Overclocking, the two 6-pin PEG power connectors indicates that the power circuitry can handle less tweaking wise. The Palit Jetstream edition however already comes factory overclocked. Still another +50 MHz was easily added to the baseclock and then the Dynamic Clock Adjustment technology kicks in, resulting in 1200+ MHz on the core clock where applicable. The 9500 3DMark 11 P score is reached. We had hoped to get a little higher though, a +100 MHz on top of the factory overclock would have been really nice.

The peak heat levels can close in towards 72 Degrees C. That's perfectly fine and within the thermal design of the card. But we prefer cards under load to remain under 70 Degrees C, albeit that is a bit of a personal preference. 

The noise levels -- they are okay but as stated you can hear a low hum coming from the cooler. In desktop and idle mode you will not hear the card, it really is silent. Under hefty gaming load however you will be able to hear the product. We rated the card at 42~43 DBa (including background noise). That however is a normal noise level, which means you can hear the card, but not at annoying levels or anything like that.

So with all that said it's time to wrap up the review and dive into the conclusion. We definitely like the Palit GeForce GTX 670 JetStream, we stated it in the GTX 680 review already; it is quite amazing what NVIDIA is able to do with the GK104 which we still think was intended to be the mid-range chip.

Cutting away one shader cluster (SMX) and lowering the core GPU clock frequency remains a bit of a paradox as the card is still very fast. The tests have shown it, it's at best 10% away from the GTX 680 so that makes it a really good position to be in.

Palit has an offering for you that comes factory overclocked, it is boosting the GPU close to 1200 MHz already making the product perform dangerously close towards GTX 680 performance.
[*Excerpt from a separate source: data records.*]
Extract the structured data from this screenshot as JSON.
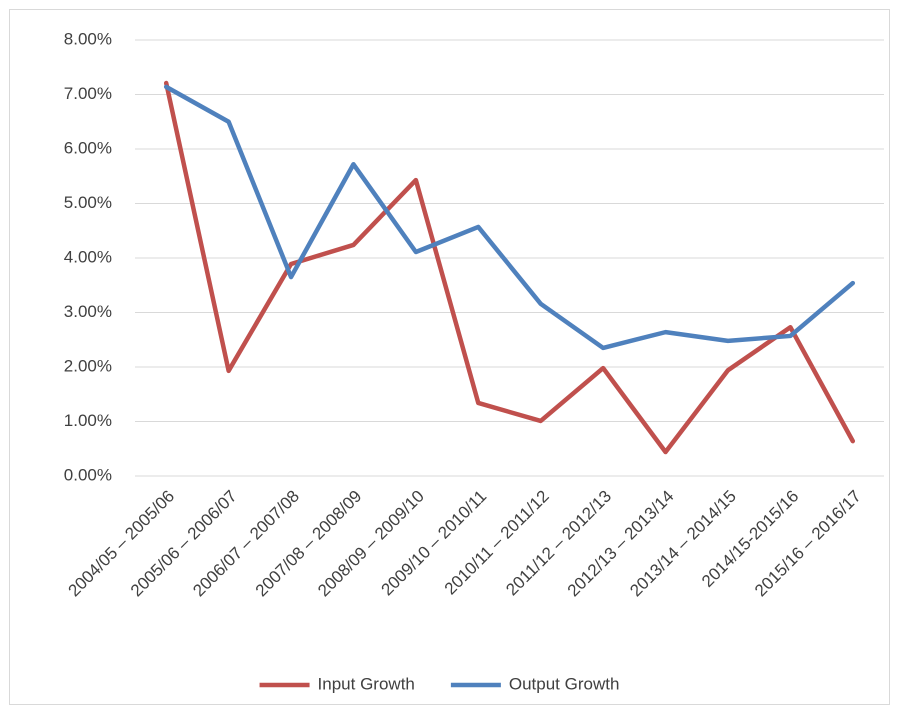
{
  "chart_data": {
    "type": "line",
    "categories": [
      "2004/05 – 2005/06",
      "2005/06 – 2006/07",
      "2006/07 – 2007/08",
      "2007/08 – 2008/09",
      "2008/09 – 2009/10",
      "2009/10 – 2010/11",
      "2010/11 – 2011/12",
      "2011/12 – 2012/13",
      "2012/13 – 2013/14",
      "2013/14 – 2014/15",
      "2014/15-2015/16",
      "2015/16 – 2016/17"
    ],
    "series": [
      {
        "name": "Input Growth",
        "color": "#c0504d",
        "values": [
          7.21,
          1.93,
          3.89,
          4.24,
          5.43,
          1.34,
          1.01,
          1.98,
          0.44,
          1.94,
          2.73,
          0.64
        ]
      },
      {
        "name": "Output Growth",
        "color": "#4f81bd",
        "values": [
          7.14,
          6.5,
          3.65,
          5.72,
          4.11,
          4.57,
          3.16,
          2.35,
          2.64,
          2.48,
          2.57,
          3.54
        ]
      }
    ],
    "ylim": [
      0,
      8
    ],
    "yticks": [
      {
        "value": 0,
        "label": "0.00%"
      },
      {
        "value": 1,
        "label": "1.00%"
      },
      {
        "value": 2,
        "label": "2.00%"
      },
      {
        "value": 3,
        "label": "3.00%"
      },
      {
        "value": 4,
        "label": "4.00%"
      },
      {
        "value": 5,
        "label": "5.00%"
      },
      {
        "value": 6,
        "label": "6.00%"
      },
      {
        "value": 7,
        "label": "7.00%"
      },
      {
        "value": 8,
        "label": "8.00%"
      }
    ],
    "grid": true,
    "legend": "bottom"
  }
}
The overall design is nice, we have respect for NVIDIA's partners that go the extra mile with a custom design PCB. The JetStream cooler does its job sufficiently, in idle you will not hear the card, under stress however you can hear it (but it's nothing dramatic or anything).

If you can find the Palit GeForce GTX 670 Jet Stream at roughly 399 USD then we can wholeheartedly recommend it. Mind you that the cooling solution is big. Some people have a problem with that, others don't care of course. But yeah, it offers a lot of performance in it's default setup and most of the tweaking has been done for you. Definitely a product worth our recommendation.